Meeting the stringent efficiency demands of next generation
direct injection engines requires not only optimization of the
injection system and combustion chamber, but also an optimal
in-cylinder swirling charge flow. This charge motion is largely
determined by the shape of the intake port arm geometry and the
valve position.
In this paper, we outline an extensible methodology implemented
in OPENFOAMĀ® for multi-objective geometry optimization based on the
continuous adjoint. The adjoint method has a large advantage over
traditional optimization approaches in that its cost is not
dependent upon the number of parameters being optimized.
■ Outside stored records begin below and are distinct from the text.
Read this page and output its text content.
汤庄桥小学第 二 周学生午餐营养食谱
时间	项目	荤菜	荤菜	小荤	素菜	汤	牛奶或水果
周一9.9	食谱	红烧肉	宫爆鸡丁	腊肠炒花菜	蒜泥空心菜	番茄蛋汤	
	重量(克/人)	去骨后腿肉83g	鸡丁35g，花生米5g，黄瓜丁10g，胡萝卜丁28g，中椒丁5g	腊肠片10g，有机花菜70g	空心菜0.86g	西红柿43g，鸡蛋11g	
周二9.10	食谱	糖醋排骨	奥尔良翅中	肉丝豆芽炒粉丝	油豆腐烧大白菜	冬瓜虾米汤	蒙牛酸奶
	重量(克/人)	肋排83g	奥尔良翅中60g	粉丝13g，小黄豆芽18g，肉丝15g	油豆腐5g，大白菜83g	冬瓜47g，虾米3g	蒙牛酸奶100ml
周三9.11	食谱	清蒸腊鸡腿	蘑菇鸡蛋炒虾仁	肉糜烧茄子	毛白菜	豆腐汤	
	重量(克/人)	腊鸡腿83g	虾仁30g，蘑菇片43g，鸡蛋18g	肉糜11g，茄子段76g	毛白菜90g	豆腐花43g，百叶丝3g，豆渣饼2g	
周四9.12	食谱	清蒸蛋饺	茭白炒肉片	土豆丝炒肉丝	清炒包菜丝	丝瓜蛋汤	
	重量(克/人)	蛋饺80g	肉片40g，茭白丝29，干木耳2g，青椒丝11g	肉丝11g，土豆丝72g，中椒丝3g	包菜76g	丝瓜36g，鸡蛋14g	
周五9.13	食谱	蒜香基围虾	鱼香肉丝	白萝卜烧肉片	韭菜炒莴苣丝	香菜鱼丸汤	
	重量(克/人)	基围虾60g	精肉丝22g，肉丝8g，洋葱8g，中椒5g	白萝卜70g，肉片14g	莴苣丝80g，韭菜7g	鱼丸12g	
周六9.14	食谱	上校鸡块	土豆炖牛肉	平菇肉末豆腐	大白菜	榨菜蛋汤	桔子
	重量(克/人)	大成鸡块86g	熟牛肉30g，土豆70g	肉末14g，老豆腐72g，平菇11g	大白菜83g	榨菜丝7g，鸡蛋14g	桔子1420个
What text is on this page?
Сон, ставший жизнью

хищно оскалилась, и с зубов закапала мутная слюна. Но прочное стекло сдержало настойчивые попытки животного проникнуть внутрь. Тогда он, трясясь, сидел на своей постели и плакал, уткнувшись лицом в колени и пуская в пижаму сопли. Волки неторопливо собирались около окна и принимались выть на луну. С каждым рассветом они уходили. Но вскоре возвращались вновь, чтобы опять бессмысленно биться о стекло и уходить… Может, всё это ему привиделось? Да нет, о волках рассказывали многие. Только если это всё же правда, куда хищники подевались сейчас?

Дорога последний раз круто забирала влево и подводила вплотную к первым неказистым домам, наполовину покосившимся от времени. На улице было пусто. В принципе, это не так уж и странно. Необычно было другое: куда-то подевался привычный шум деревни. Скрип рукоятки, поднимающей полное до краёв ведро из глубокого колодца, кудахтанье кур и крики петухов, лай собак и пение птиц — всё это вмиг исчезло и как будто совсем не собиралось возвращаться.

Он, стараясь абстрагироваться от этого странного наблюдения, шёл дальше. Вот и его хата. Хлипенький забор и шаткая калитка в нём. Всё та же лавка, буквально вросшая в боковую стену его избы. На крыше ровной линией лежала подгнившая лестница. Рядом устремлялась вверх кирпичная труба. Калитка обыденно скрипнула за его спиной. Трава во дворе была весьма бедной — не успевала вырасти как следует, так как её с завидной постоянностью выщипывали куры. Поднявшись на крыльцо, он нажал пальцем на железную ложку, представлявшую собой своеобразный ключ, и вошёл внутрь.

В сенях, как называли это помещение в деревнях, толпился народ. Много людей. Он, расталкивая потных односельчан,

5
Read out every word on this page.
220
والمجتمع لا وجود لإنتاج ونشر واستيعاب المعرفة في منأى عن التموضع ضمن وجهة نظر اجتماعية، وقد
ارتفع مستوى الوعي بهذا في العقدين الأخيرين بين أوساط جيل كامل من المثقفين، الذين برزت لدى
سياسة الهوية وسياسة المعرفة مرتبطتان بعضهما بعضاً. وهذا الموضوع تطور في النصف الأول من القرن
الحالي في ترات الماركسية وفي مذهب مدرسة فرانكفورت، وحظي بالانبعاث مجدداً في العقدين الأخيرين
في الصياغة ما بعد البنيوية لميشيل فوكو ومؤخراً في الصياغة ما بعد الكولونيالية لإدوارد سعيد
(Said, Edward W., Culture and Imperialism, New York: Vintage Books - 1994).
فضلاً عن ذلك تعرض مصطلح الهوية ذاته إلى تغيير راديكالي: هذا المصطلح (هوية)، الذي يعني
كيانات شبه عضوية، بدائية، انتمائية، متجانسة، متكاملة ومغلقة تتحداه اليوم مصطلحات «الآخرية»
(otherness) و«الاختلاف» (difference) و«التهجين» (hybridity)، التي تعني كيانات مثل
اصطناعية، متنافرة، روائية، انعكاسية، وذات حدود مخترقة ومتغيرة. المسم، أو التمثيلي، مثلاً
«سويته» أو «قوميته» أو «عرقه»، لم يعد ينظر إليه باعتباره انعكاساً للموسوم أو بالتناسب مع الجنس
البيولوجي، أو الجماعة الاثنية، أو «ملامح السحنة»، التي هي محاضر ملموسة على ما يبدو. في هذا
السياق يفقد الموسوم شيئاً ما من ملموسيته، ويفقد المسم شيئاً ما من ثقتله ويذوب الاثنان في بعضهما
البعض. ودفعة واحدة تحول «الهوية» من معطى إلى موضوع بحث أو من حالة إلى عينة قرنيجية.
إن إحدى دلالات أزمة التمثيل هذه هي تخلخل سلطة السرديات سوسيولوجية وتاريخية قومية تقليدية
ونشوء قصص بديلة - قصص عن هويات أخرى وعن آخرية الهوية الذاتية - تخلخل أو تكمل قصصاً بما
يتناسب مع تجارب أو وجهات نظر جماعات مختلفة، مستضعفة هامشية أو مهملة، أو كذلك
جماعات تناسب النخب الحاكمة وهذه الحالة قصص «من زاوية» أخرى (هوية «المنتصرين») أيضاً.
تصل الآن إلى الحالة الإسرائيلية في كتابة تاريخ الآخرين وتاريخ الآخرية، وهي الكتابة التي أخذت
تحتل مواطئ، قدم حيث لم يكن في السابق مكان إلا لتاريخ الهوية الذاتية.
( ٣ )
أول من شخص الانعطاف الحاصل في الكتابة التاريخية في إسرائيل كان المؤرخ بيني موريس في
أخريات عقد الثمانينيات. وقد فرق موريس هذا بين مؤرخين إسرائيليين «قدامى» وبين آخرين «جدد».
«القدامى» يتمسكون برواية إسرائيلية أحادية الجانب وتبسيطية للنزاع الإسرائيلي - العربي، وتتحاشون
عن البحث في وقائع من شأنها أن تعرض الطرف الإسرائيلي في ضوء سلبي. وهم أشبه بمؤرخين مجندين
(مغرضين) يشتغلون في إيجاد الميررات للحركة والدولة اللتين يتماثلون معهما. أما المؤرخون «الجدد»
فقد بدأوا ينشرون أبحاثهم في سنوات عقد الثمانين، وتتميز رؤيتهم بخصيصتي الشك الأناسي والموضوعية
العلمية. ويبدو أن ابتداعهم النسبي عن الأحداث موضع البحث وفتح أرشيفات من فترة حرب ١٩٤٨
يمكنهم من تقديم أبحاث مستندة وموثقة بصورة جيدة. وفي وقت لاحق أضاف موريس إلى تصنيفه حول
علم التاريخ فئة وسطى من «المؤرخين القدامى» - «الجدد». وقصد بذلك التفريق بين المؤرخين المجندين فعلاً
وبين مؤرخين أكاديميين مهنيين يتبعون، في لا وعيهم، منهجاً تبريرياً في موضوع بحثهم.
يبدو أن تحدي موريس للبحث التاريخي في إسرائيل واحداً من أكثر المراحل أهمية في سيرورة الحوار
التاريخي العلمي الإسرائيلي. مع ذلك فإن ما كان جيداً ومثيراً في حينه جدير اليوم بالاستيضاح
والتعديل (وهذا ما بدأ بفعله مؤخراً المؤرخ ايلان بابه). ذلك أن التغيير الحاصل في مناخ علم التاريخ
This
characteristic can be used to treat every cell in the computational
domain as a tunable parameter - effectively switching cells
"on" or "off" depending on whether this action
will help improve the objectives. Unlike CAD-based parameter
optimization, the adjoint approach starts from a supplied design
space and then systematically removes all elements
counter-productive to the design objectives. The final design is
then the fluid volume left over after all the counter-productive
elements have been blocked.
The adjoint system is implemented as an adjunct to a
compressible steady state flow solver with the ability to maximize
the swirl in a target volume while minimizing the pressure loss of
the system. The tool is used to optimize the shape of the intake
port arms of a combustion chamber in a static flow test
configuration. A range of results were produced at different
weightings of the pressure loss and swirl objectives and the
ability to generate a trade-off curve between the objectives is
demonstrated. At the high end, an increase in swirl of up to 250%
was observed for modest increases in pressure loss, unequivocally
proving the effectiveness of the new methodology.